Architecture decisions

• docs(adr) — ADR-0015: Source introspection is a data-shape
  seam, not a trait. Documents the dismissal of the recurrent "unify
  introspect_pg_table_for_chunking + introspect_mysql_table_for_chunking
  under a trait" suggestion — the two functions share a return type
  but no implementation logic (different catalogs, dialects, quirks).
• docs(adr) — ADR-0016: Nullability propagation deferred to v0.8
  Phase A. Replaces the earlier "by design" dismissal of Gap #5 with
  an honest deferred-decision record; names the four
  SourceColumn::simple(…, true) hardcode sites, the per-query-shape
  resolvability matrix, the operator workaround, and the revisit
  trigger.
• docs(adr) — ADR-0017: Per-runner durability ordering map.
  Documents the asymmetric file_log timing (four runners inline
  per part; chunked_parallel post-scope drain;
  parallel_checkpoint split sync-worker + post-scope), names the
  C3 live-test invariant that forced the split, and acknowledges
  the per-chunk StateStore::open smell that the split kept.
• docs(adr) — ADR-0018: Builder facades for runner-level
  invariant ordering. Positive paper trail for commit::record_part
  • RunStore: why builder over single-method / type-state, why
    facades and not traits, what stays outside the facade (schema
    drift in single.rs, metrics in job.rs).
• docs(adr) — ADR-0019: Governor as extracted policy with
  injectable PressureSource.

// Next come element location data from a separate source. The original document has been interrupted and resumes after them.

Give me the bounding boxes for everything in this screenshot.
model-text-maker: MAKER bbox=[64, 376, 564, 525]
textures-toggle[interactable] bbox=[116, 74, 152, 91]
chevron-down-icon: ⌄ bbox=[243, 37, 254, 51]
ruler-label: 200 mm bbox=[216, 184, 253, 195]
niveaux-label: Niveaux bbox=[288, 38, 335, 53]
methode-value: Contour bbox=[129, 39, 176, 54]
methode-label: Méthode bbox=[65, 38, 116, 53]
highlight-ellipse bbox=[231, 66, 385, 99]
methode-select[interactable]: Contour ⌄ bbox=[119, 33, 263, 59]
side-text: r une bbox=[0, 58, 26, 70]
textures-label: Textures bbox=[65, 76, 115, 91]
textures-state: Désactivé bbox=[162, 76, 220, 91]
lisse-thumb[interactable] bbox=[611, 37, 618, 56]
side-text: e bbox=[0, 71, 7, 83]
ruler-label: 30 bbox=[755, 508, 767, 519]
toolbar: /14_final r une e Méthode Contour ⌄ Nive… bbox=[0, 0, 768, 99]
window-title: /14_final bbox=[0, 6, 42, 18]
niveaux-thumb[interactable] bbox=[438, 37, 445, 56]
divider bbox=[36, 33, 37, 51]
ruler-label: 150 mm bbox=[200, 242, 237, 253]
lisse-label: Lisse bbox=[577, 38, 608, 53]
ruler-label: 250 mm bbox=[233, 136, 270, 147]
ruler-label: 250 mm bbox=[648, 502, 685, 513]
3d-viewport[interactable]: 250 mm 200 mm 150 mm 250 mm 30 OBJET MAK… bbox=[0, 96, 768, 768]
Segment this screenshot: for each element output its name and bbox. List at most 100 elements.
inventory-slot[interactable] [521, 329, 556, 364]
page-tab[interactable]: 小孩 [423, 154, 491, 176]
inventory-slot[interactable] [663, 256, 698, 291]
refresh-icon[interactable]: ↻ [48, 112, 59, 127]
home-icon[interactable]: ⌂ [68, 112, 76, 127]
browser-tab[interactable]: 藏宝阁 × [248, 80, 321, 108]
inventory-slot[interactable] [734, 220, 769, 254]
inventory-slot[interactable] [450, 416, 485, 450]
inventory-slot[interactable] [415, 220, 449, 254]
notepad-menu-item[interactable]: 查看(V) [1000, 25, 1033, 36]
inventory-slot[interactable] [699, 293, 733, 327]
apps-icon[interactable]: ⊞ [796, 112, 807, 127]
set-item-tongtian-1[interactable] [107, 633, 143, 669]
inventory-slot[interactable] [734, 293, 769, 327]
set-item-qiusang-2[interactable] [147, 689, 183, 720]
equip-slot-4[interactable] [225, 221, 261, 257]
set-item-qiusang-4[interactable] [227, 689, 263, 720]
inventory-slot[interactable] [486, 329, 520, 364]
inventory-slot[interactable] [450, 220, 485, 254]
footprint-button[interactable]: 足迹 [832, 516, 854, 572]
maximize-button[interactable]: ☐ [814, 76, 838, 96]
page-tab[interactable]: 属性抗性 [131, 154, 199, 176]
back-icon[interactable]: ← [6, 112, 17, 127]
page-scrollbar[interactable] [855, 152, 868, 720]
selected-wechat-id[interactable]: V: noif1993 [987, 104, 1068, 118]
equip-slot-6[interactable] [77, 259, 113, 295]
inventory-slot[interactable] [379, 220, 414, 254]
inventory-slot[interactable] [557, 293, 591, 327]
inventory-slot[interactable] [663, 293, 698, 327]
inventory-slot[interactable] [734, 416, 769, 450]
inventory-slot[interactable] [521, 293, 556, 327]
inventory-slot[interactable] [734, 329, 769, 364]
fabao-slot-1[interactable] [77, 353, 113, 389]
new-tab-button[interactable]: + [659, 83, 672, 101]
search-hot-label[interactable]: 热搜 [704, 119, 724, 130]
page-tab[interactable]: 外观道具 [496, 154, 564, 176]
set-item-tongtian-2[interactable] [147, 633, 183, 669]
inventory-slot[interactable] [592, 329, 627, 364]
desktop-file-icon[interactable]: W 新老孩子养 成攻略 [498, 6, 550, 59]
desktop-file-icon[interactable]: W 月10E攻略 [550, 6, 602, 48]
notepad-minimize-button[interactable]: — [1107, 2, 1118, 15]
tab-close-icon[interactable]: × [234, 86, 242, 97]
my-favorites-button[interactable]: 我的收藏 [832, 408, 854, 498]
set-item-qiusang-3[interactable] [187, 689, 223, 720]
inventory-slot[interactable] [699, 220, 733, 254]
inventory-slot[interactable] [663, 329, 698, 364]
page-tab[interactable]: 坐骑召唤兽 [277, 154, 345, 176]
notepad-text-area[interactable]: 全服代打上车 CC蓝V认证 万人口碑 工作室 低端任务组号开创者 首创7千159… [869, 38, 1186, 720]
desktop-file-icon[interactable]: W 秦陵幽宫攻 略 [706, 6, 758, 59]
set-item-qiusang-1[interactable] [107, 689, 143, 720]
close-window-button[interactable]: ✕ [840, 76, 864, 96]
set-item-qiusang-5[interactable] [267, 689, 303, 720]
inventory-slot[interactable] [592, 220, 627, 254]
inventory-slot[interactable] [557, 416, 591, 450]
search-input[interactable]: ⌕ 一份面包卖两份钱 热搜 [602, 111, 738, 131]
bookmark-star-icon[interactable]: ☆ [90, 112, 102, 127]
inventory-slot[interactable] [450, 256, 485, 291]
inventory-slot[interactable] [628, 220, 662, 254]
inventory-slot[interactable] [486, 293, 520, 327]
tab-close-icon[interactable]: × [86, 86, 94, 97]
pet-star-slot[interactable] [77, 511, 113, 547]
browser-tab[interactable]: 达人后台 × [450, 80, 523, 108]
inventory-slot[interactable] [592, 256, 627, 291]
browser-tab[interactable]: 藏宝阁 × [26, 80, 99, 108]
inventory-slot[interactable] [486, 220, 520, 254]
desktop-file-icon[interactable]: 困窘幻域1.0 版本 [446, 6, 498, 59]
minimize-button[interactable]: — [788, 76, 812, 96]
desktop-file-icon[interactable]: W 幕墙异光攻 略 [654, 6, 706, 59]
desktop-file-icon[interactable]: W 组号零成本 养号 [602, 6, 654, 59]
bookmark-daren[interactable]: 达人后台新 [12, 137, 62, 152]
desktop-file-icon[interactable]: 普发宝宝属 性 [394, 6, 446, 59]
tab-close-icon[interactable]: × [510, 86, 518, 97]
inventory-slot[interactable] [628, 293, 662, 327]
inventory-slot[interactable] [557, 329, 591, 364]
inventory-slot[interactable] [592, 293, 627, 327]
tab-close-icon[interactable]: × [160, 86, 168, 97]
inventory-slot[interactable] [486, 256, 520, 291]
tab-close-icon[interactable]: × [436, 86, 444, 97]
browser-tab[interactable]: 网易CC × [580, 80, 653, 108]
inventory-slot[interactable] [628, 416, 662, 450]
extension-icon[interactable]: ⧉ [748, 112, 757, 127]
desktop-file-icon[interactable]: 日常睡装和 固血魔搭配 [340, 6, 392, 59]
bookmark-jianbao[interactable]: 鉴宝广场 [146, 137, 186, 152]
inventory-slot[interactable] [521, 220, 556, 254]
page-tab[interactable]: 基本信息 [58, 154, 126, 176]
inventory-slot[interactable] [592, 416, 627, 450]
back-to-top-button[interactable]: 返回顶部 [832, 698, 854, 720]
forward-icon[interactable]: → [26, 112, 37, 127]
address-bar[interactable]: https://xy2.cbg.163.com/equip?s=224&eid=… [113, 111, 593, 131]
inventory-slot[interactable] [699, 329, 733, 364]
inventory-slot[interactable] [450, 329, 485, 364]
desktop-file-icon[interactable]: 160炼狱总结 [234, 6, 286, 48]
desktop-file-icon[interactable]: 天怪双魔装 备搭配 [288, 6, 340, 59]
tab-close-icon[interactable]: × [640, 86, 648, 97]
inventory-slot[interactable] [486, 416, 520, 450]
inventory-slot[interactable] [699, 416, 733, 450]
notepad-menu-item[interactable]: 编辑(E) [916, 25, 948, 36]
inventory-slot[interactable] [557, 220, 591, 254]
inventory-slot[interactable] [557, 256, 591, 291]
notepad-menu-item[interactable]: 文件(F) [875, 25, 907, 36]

Documents the testability win, why the
  trait lives in tuning:: not source::, and the deadlock-class
  regression cover.
• docs(adr) — ADR-0020: PostgreSQL UUID-PK chunking asymmetry
  vs MySQL. Two-layer gap: layer 1 (planner's PG-no-auto-keyset
  default — deferred design choice; DECLARE CURSOR is RAM-bounded
  but not wall-time-bounded) and layer 2 (sink runtime missing
  FixedSizeBinary(16) arm — closed in this release).
• docs(CLAUDE.md) — added "Verify before publishing agent-walk
  claims" process rule: when an Agent(Explore, …) walk returns
  claims with specific file paths / line numbers, the next action
  is a Read / graph query on the named site before writing the
  claim into a deliverable. Lesson from a real architecture-review
  walk that produced six false claims unverified.

Dependencies

• Bumped mach2 0.4 → 0.6, tikv-jemallocator 0.6 → 0.7,
  criterion 0.5 → 0.8 (dev), brotli 8.0.2 → 8.0.3.